The law firm Freeh, Sporkin & Sullivan which represents Estonia in the U.S. received €150,000 of consultation and transportation fees in July and August, through the Ministry of Finance.
The Minister of Finance, Martin Helme (EKRE) said in a letter he wrote to the members of the Riigikogu that for the last two months, the law firm has received $179,189.62 which is approximately €153,200.
"In terms of activities, the reports include both the direct work of consultants and the costs of providing the service (transport, flights). The consultants' work includes various legal activities: submission of inquiries, cooperation activities with authorities in Estonia and the USA, etc.," Helme explained.
Three members of the Riigikogu made inquiries to Helme: Katri Raik (SDE), Andres Sutt (Reform) and Jürgen Ligi (Reform).
They pointed out that Helme had asked the Ministry of Finance to allocate €1.5 million from the earmarked funds of the Government Reserve to cover the costs of the legal aid contract with the U.S. law firm.
Among other things, they wanted to know whether the law firm has started to perform the terms on the contract, whether the relevant reports have already been submitted and how much has been paid for the work done by them.
At the beginning of July, Helme announced a cooperation agreement with the law firm on the issue of money laundering.

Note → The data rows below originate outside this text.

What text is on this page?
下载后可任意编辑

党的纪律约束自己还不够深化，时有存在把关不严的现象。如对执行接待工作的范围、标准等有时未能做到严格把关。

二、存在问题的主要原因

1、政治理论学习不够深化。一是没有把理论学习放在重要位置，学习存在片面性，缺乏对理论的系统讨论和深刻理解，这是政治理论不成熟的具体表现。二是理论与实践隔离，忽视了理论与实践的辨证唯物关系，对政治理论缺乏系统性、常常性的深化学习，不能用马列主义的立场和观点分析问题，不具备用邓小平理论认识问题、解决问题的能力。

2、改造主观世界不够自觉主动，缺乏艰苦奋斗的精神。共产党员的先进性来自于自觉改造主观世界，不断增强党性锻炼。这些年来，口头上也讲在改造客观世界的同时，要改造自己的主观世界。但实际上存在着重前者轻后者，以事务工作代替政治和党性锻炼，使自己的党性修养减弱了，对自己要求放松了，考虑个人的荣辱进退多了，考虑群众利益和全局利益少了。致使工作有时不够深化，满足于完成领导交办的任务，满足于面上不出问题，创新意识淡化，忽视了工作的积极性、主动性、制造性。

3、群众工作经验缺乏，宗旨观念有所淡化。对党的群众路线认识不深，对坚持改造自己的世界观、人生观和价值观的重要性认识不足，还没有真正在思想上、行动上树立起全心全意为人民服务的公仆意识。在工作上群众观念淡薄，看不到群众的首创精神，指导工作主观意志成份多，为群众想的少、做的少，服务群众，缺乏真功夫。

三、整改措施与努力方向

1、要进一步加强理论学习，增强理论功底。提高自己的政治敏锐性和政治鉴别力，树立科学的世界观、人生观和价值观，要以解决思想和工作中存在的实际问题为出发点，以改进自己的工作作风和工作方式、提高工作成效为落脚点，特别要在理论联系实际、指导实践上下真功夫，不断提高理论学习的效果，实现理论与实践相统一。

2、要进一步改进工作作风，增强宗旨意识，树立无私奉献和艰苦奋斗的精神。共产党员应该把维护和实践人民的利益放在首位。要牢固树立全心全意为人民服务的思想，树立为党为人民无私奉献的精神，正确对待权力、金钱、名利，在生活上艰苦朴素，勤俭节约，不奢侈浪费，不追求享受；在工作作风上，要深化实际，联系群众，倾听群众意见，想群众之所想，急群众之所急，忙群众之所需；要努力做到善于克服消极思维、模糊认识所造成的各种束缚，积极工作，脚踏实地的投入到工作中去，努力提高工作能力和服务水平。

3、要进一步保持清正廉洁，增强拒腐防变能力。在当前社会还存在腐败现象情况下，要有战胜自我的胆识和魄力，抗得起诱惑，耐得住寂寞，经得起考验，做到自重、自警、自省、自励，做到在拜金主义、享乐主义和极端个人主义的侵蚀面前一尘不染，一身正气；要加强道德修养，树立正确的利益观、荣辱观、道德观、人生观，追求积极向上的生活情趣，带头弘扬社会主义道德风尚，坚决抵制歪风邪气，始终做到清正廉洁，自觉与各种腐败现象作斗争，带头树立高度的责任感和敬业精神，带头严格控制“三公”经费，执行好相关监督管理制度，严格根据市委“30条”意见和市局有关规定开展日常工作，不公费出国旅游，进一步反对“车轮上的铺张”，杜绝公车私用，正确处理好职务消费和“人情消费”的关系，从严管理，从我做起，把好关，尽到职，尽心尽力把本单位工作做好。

At the end of July, newspaper Eesti Päevaleht reported that former FBI chief Louis Freeh has previously been hired by the company Prevezon, implicated in the Danske Bank money laundering scandal and could have a conflict of interest. Prime Minister Jüri Ratas (Center) has said this has not been proven. Freeh denies there is a conflict of interest.
Estonia will pay the law firm €3 million for two-years work.